A request can be made to backup a leveled instance, where there is OS support for hard links of files in Erlang. The backup request will return an {async, BackupFun}
response, and calling BackupFun(BackupPath)
will cause a backup to be taken into the given path. If a backup already exists in that path, then the Backup will be updated.
Backups are taken of the Journal only, as the Ledger can be recreated on startup from empty using the KeyChanges in the Journal (backups are not currently an option in head_only
mode).
The backup uses hard-links, so at the point the backup is taken, there will be a minimal change to the on-disk footprint of the store. However, as journal compaction is run, the hard-links will prevent space from getting released by the dropping of replaced journal files - so backups will cause the size of the store to grow faster than it would otherwise do. It is an operator responsibility to garbage collect old backups, to prevent this growth from being an issue.
As backups depend on hard-links, they cannot be taken with a BackupPath
on a different file system to the standard data path. The move a backup across to a different file system, standard tools should be used such as rsync. The leveled backups should be relatively friendly for rsync-like delta-based backup approaches due to significantly lower write amplification when compared to other LSM stores (e.g. leveldb).
Leveled can be started in head_only
mode. This is a special mode which dispenses with the long-term role of the Journal in retaining data. This is a mode to be used in special circumstances when values are small, and Key/Value pairs are added in batches.
In head_only
mode, batches of keys and values are stored first in the Journal, however once the last element received by the Journal file has been persisted into the Ledger, the Journal file can be deleted. The values are never returned from
Journal except during startup to recover the in-memory part of the Ledger (the Bookie and Penciller's memory).
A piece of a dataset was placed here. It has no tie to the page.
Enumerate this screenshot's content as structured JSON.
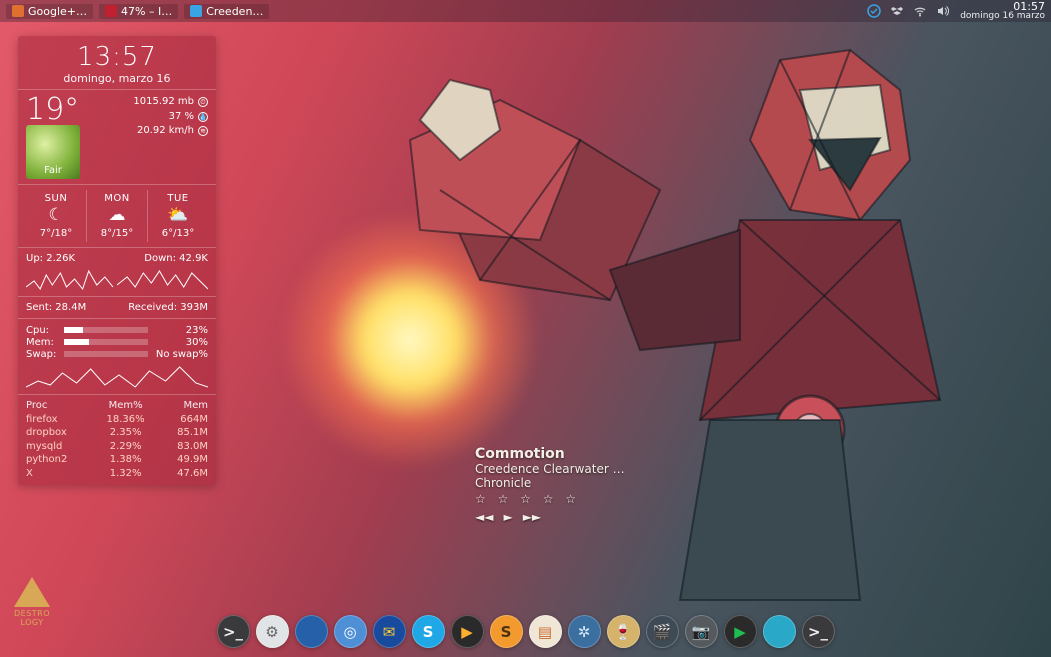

There are two ways in which head_only
mode can be enabled - with_lookup
and no_lookup
. In with_lookup
mode the an individual value can be fetched from Leveled using a HEAD request. In no_lookup
mode, HEAD requests are not supported - values can only be returned using fold_heads
. The no_lookup
mode is marginally more efficient in terms of CPU usage when under write pressure (it avoids generating key hashes and hash-based lookup indexes within the Penciller).
The head_only
mode was created so that it could be used as an AAE store in Riak - where values may simply be a version vector or a hash, and retention of data is not critical (it is not the primary store of real user's data). Leveled is not optimised for supporting small values, the head_only
mode improves on this when supporting small values. However, the intention is that Leveled should remain for the long-term an LSM tree designed for scenarios with larger values. Features, testing and support for head_only
modes will be limited compared to support for Leveled running in its standard mode of operation. For use cases where there is a need for head_only
behaviour in the primary data store - then an alternative store would be a safer choice.
There is no ability to mix head_only
behaviour with standard behaviour. there is no expected behaviour when switching databases between different head_only
modes, and data loss is highly likely.